Breites Angebot im Mid- und Upscale-Segment sowie zahlreiche Neueröffnungen
Die Neueröffnungen der vergangenen Jahre dokumentieren einmal mehr den übergeordneten Trend zu markengebundenen Hotelkonzepten. Die meisten Neuzugänge entfielen dabei auf das Upscale- bzw. Upper-Midscale-Segment, aber auch Hotelgäste mit kleinerem Geldbeutel kommen im Zuge der Eröffnung des dritten B&B Hotels sowie des Einzugs von McDreams in Düsseldorf auf ihre Kosten. Darüber hinaus etabliert sich Düsseldorf immer mehr als Entwicklungs-Hotspot nationaler wie internationaler Hotelketten: Sowohl das von Lokalmatador Lindner konzipierte Lifestyle-Label me and all als auch das Longstay-Konzept House aus der Produktschmiede der Hyatt-Gruppe wählten Düsseldorf als Standort für ihren Markteintritt in Deutschland.

Der Hotelmarkt Düsseldorf entwickelt sich dynamisch weiter und erwartet vor allem im Stadtzentrum, im Bereich des Bahnhofs Düsseldorf-Wehrhahn und am Flughafen zahlreiche Neuzugänge; vornehmlich im Mid- und Upscale‑Segment. Was besonders ins Auge fällt, ist die hohe Anzahl an Konversionsprojekten: Für das HENRI Hotel am Wehrhahn, das NYX Hotel in Mörsenbroich, das Ruby Leni Hotel in der Jahnstraße, das Ruby Coco Hotel an der Ecke Steinstraße/Königsallee sowie das Carathotel in der Oststraße finden gleich fünf Büro- bzw. Geschäftshäuser eine neue Verwendung als Hotelimmobilie. Hieraus wird ersichtlich, dass Projektentwickler und Investoren zunehmend auf kreative Lösungen zurückgreifen, um auf dem lukrativen Hotelmarkt Fuß zu fassen und dem intensiven Wettbewerb um die knappen Flächen auszuweichen. Tatsächlich hat das stabile Wachstum des Düsseldorfer Hotelmarkts in den vergangenen Jahren zu einer prall gefüllten Projektpipeline geführt, die sich bis einschließlich 2020 auf bis zu 35 % des derzeitigen Gesamtbestands an Hotelzimmern beläuft.

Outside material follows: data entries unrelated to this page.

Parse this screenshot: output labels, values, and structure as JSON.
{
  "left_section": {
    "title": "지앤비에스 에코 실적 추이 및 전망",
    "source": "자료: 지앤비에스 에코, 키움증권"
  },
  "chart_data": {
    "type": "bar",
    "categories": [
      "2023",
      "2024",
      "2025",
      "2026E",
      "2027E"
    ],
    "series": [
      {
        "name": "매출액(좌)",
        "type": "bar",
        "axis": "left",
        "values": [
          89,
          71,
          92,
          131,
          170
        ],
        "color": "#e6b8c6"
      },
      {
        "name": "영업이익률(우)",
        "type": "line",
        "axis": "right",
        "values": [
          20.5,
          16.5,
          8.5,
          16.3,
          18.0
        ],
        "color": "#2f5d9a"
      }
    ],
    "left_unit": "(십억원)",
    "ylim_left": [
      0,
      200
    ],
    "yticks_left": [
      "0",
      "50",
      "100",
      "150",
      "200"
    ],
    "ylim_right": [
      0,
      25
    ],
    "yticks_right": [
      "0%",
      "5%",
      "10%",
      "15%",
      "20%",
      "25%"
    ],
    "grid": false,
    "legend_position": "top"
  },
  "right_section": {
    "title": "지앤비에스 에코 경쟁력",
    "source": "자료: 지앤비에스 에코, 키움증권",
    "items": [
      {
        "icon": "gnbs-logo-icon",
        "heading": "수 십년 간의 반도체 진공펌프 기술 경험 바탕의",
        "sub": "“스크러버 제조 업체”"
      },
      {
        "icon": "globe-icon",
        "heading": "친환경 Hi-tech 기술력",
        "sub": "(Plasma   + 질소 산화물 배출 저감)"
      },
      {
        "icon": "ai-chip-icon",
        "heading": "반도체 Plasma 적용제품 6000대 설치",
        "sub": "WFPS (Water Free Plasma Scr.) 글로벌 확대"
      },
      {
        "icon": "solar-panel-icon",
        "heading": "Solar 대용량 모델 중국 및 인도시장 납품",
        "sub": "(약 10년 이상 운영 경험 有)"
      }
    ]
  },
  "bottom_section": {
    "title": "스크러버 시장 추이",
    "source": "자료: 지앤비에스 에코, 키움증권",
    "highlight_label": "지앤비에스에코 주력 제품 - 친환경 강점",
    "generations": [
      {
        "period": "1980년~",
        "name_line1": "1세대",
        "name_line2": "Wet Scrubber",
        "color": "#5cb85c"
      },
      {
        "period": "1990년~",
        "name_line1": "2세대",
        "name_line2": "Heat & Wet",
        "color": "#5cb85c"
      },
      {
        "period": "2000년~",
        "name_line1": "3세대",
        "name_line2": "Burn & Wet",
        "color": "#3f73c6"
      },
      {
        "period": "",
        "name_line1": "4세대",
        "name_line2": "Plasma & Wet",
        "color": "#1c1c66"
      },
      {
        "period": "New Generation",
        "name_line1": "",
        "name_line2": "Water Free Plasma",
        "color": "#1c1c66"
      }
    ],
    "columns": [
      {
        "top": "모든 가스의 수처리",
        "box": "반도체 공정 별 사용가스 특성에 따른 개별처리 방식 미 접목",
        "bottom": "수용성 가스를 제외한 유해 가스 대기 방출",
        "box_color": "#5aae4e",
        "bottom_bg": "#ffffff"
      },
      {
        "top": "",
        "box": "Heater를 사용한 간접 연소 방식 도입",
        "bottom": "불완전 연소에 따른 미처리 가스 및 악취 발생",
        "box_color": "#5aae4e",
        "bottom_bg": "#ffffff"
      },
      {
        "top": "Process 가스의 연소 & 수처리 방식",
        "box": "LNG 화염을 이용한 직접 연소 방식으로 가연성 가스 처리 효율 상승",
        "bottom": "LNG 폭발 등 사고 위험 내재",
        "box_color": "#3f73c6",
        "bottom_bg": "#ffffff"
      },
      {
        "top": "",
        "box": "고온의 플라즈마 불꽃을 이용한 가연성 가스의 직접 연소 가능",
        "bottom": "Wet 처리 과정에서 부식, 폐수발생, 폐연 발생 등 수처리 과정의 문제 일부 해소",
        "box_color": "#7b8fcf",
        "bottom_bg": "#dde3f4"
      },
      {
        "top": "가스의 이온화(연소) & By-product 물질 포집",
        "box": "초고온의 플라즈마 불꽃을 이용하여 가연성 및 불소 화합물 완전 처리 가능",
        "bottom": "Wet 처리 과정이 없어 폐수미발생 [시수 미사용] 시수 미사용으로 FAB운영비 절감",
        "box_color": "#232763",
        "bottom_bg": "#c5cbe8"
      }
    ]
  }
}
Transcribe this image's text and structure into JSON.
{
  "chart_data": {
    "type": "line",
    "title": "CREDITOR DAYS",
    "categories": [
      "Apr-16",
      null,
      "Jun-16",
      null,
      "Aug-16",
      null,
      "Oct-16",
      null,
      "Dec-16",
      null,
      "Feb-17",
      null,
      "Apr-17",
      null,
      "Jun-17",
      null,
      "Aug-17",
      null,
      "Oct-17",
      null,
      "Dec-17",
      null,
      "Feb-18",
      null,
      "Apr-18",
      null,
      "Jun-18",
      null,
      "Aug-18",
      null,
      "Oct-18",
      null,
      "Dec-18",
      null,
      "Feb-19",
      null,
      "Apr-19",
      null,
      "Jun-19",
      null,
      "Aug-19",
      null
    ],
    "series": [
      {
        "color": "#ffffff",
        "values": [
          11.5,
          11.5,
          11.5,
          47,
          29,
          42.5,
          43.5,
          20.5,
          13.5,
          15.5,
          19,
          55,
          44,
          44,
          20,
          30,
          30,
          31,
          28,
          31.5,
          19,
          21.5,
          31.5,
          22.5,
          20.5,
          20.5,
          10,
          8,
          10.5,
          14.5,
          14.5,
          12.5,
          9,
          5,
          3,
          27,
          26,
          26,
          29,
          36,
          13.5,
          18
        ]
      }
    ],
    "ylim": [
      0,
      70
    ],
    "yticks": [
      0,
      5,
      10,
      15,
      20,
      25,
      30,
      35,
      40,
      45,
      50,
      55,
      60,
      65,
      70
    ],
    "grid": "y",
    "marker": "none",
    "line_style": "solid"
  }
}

Ausblick: Düsseldorf boomt!
Düsseldorf hat in den vergangenen Jahren zweifelsohne einen festen Platz in der Riege der bedeutendsten deutschen Hotelstandorte eingenommen. Die Stadt verfügt über ein breit diversifiziertes Hotelangebot und hat sich bei der Erprobung innovativer Hotelkonzepte mitunter als Vorreiter präsentiert. Zudem geht es sowohl bei den Übernachtungszahlen als auch bei den Performancekennziffern derzeit nur in eine Richtung. „Dies alles lässt nur einen Schluss zu: Düsseldorf boomt! Für die nächsten Jahre zeichnen sich jedoch vor allem durch eine deutliche Ausweitung der Bettenkapazitäten neue Herausforderungen für die Marktteilnehmer ab. Zumindest kurzfristig ist eine Anpassung der Performancezahlen nicht auszuschließen. Für die Zukunft wird es insbesondere darauf ankommen, ob es der Stadt gelingt, den positiven Trend bei den Besucherzahlen fortzusetzen. Da Düsseldorf derzeit jedoch große Anstrengungen unternimmt, das Stadtbild noch attraktiver zu gestalten – so erhält beispielsweise die Innenstadt durch das Projekt „Kö-Bogen II“ einen spektakulären Abschluss – spricht vieles dafür, dass die Rechnung langfristig aufgehen könnte“, so Alexander Trobitz.